We introduce two models of space-bounded quantum interactive proof systems, $\mathbf{QIPL}$ and $\mathbf{QIP_\mathrm{U}L}$. The $\mathbf{QIP_\mathrm{U}L}$ model, a space-bounded variant of quantum interactive proofs ($\mathbf{QIP}$) introduced by Watrous (CC 2003) and Kitaev and Watrous (STOC 2000), restricts verifier actions to unitary circuits.

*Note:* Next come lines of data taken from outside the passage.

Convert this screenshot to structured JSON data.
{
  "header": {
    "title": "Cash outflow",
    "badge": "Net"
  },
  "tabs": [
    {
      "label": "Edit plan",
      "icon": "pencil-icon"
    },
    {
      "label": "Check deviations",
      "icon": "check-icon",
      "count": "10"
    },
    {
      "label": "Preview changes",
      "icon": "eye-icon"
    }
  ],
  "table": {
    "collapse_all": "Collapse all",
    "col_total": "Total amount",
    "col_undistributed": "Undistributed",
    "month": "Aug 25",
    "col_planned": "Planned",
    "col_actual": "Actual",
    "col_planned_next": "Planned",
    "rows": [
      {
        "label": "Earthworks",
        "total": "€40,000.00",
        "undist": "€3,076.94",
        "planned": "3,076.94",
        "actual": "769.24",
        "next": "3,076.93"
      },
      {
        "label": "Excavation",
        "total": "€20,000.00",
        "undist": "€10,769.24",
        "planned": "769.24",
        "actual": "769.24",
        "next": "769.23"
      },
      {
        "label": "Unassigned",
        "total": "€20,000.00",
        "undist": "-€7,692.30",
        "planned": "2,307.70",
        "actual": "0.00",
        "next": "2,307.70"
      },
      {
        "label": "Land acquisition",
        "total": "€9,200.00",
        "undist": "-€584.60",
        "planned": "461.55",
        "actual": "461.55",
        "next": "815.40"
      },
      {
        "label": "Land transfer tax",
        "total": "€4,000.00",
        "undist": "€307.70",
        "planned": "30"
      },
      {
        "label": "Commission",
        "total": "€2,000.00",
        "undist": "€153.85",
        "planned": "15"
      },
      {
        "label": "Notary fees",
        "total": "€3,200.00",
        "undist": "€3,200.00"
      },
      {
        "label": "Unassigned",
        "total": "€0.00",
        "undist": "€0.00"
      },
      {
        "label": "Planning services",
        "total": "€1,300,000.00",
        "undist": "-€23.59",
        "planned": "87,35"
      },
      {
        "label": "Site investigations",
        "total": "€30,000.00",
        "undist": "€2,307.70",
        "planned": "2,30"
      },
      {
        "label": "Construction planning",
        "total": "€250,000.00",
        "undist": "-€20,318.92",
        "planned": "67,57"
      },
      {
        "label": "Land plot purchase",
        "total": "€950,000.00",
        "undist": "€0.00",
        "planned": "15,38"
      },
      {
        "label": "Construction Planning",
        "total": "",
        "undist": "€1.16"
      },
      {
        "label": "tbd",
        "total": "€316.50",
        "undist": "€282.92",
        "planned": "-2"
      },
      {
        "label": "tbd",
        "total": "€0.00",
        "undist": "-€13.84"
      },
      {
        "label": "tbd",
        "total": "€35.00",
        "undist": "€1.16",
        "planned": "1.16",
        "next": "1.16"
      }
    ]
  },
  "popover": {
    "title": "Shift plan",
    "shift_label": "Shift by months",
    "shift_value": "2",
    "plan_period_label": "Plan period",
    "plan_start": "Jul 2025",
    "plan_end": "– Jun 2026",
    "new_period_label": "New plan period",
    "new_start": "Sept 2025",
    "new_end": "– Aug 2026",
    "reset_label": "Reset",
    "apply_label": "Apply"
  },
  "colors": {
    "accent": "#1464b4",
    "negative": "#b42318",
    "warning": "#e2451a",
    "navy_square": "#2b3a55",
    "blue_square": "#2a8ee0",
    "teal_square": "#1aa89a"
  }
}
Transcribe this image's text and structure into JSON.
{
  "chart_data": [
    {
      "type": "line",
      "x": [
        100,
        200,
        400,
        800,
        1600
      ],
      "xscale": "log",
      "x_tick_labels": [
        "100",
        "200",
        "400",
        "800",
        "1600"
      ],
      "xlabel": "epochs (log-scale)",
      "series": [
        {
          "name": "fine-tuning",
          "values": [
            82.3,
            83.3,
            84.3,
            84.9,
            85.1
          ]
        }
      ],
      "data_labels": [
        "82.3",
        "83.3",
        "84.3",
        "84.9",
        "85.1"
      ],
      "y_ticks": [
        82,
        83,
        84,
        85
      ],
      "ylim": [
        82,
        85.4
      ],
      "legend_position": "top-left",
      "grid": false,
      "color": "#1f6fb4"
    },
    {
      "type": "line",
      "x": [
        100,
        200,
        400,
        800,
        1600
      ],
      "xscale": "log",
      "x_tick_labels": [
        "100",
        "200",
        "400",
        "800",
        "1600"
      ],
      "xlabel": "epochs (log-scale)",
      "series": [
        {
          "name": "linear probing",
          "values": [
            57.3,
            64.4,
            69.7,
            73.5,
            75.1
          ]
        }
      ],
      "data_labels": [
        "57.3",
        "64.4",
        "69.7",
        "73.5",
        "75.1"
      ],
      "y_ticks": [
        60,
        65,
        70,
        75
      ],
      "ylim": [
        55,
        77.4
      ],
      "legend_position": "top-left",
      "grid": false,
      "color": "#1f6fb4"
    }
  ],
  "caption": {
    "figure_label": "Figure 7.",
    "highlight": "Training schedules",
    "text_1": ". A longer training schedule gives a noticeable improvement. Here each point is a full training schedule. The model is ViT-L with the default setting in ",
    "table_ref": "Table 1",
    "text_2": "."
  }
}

In contrast, $\mathbf{QIPL}$ allows logarithmically many intermediate measurements per verifier action (with a high-concentration condition on yes instances), making it the weakest model that encompasses the classical model of Condon and Ladner (JCSS 1995).
We characterize the computational power of $\mathbf{QIPL}$ and $\mathbf{QIP_\mathrm{U}L}$. When the message number $m$ is polynomially bounded, $\mathbf{QIP_\mathrm{U}L}$ is strictly contained in $\mathbf{QIPL}$ unless $\mathbf{P} = \mathbf{NP}$:
- $\mathbf{QIPL}$ exactly characterizes $\mathbf{NP}$.
- $\mathbf{QIP_\mathbf{U}L}$ is contained in $\mathbf{P}$ and contains $\mathbf{SAC}^1 \cup \mathbf{BQL}$, where $\mathbf{SAC}^1$ denotes problems solvable by classical logarithmic-depth, semi-unbounded fan-in circuits.
However, this distinction vanishes when $m$ is constant. Our results further indicate that intermediate measurements uniquely impact space-bounded quantum interactive proofs, unlike in space-bounded quantum computation, where $\mathbf{BQL}=\mathbf{BQ_\mathrm{U}L}$.
We also introduce space-bounded unitary quantum statistical zero-knowledge ($\mathbf{QSZK_\mathrm{U}L}$), a specific form of $\mathbf{QIP_\mathrm{U}L}$ proof systems with statistical zero-knowledge against any verifier. This class is a space-bounded variant of quantum statistical zero-knowledge ($\mathbf{QSZK}$) defined by Watrous (SICOMP 2009). We prove that $\mathbf{QSZK_\mathrm{U}L} = \mathbf{BQL}$, implying that the statistical zero-knowledge property negates the computational advantage typically gained from the interaction.